The south of France. She supposed it could be a crazy, wonderful adventure. She could learn more pastry skills and what lavender smelled like in late June. She could do this.
Hey, she’d graduated from Caltech, survived nearly six months in one of the top pastry kitchens in the world, and worn a garter belt. It might be that she could do just about anything.
Did he want her to?
She glanced up into eyes almost as deep and velvet blue right now as the deepening night over Paris. “What do you want to do, Sarah?”
I want to have you. But I want to have me, too.
“Patrick. You can’t decide your life based on my dream. You have to go for your own.” Yes. Certainty grew in her as she said it: at least once in his life, he deserved to go all out for his dream. She could do that for him. Whether it was to the south of France or to Caltech, she could be the one who helped make all his dreams come true.
I love you. And I love to see you dream. As if you can go all out for it again.
A little silence. “I am.”
Her eyebrows knitted.
“Sarah.” He heaved a frustrated breath. “That is about like you, to see through everything else I do and make me spell the hardest thing out. Didn’t you pay attention
when I was up there kneeling at your feet? Do I have to hire a plane to write it in big letters across the sky for the whole world to see, so I don’t have a chance in hell of protecting it from anyone who would want to destroy it?
You’re
my dream. All right? That’s why this is so
hard
on me, to say it.

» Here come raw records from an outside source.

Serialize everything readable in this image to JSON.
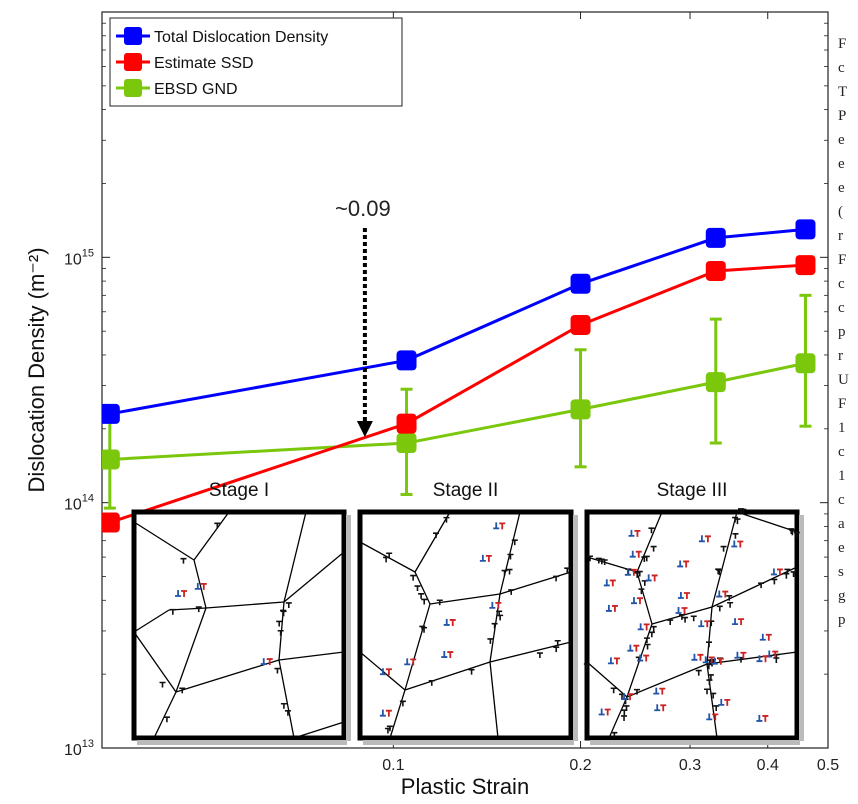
{
  "chart_data": {
    "type": "line",
    "xlabel": "Plastic Strain",
    "ylabel": "Dislocation Density (m⁻²)",
    "xscale": "log",
    "yscale": "log",
    "xlim": [
      0.034,
      0.5
    ],
    "ylim": [
      10000000000000.0,
      1e+16
    ],
    "x_ticks": [
      {
        "value": 0.1,
        "label": "0.1"
      },
      {
        "value": 0.2,
        "label": "0.2"
      },
      {
        "value": 0.3,
        "label": "0.3"
      },
      {
        "value": 0.4,
        "label": "0.4"
      },
      {
        "value": 0.5,
        "label": "0.5"
      }
    ],
    "y_ticks": [
      {
        "value": 10000000000000.0,
        "base": "10",
        "exp": "13"
      },
      {
        "value": 100000000000000.0,
        "base": "10",
        "exp": "14"
      },
      {
        "value": 1000000000000000.0,
        "base": "10",
        "exp": "15"
      }
    ],
    "legend_placement": "top-left",
    "series": [
      {
        "name": "Total Dislocation Density",
        "color": "#0000ff",
        "x": [
          0.035,
          0.105,
          0.2,
          0.33,
          0.46
        ],
        "y": [
          230000000000000.0,
          380000000000000.0,
          780000000000000.0,
          1200000000000000.0,
          1300000000000000.0
        ]
      },
      {
        "name": "Estimate SSD",
        "color": "#ff0000",
        "x": [
          0.035,
          0.105,
          0.2,
          0.33,
          0.46
        ],
        "y": [
          83000000000000.0,
          210000000000000.0,
          530000000000000.0,
          880000000000000.0,
          930000000000000.0
        ]
      },
      {
        "name": "EBSD GND",
        "color": "#7ac70c",
        "x": [
          0.035,
          0.105,
          0.2,
          0.33,
          0.46
        ],
        "y": [
          150000000000000.0,
          175000000000000.0,
          240000000000000.0,
          310000000000000.0,
          370000000000000.0
        ],
        "y_upper": [
          240000000000000.0,
          290000000000000.0,
          420000000000000.0,
          560000000000000.0,
          700000000000000.0
        ],
        "y_lower": [
          95000000000000.0,
          108000000000000.0,
          140000000000000.0,
          175000000000000.0,
          205000000000000.0
        ]
      }
    ],
    "annotation": {
      "text": "~0.09",
      "x": 0.09,
      "y": 175000000000000.0,
      "arrow": "dashed-down"
    },
    "insets": [
      {
        "title": "Stage I"
      },
      {
        "title": "Stage II"
      },
      {
        "title": "Stage III"
      }
    ],
    "side_text_fragments": [
      "F",
      "c",
      "T",
      "P",
      "e",
      "e",
      "e",
      "(",
      "r",
      "F",
      "c",
      "c",
      "p",
      "r",
      "U",
      "F",
      "1",
      "c",
      "1",
      "c",
      "a",
      "e",
      "s",
      "g",
      "p"
    ],
    "colors": {
      "gnd": "#7ac70c",
      "total": "#0000ff",
      "ssd": "#ff0000",
      "positive_dislocation": "#cc2222",
      "negative_dislocation": "#2255aa"
    }
  }
}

You’re the most important. All those other possibilities – they
all
sound fun. I could do any of them and end up with a beautiful life. As long as you’re in it. But,
merde
, Sarah, I could run off to Nepal with you, and we could open some little bed and breakfast for tourists and lead climbers up the mountains, and I could end up happy with that, too. If you’re in it. You’re what makes all those other dreams seem so easy to grab these days; as long as I have you, going for anything else seems like just a fun game. How badly could it hurt to lose a dream if I’ve still got the one where we’re together?”
The wave of him just washed over her. She couldn’t think or breathe, just be tossed and tossed in its incredible power. “I always saw you more in Hawaii,” she said, struggling for air. Oh, for God’s sake, she was using his technique – a little humor to try to give herself enough emotional space from that power of him to breathe.
He beamed at her, as grateful for that little release of humor as she was. “See, Sarah, you are always the smart one. I would
love
to learn how to surf. I feel like I’m made for it.”
“But Patrick–”
“There’s not a
but
, Sarah, shut up about the
buts.
The world is my oyster – fine. I can do a dozen things, and it’s thanks to my own ability to reach them –
d’accord, très bien, oui.
Well, and in one case, thanks to a certain person’s willingness to help put me through school
.
” He kissed her fiercely. “But you’re the pearl. I don’t see what’s so complicated about this. Now what do you want to do? Because I think that’s still a harder thing for you to negotiate, around the people you love and particularly around me, and I want you to have space for it.”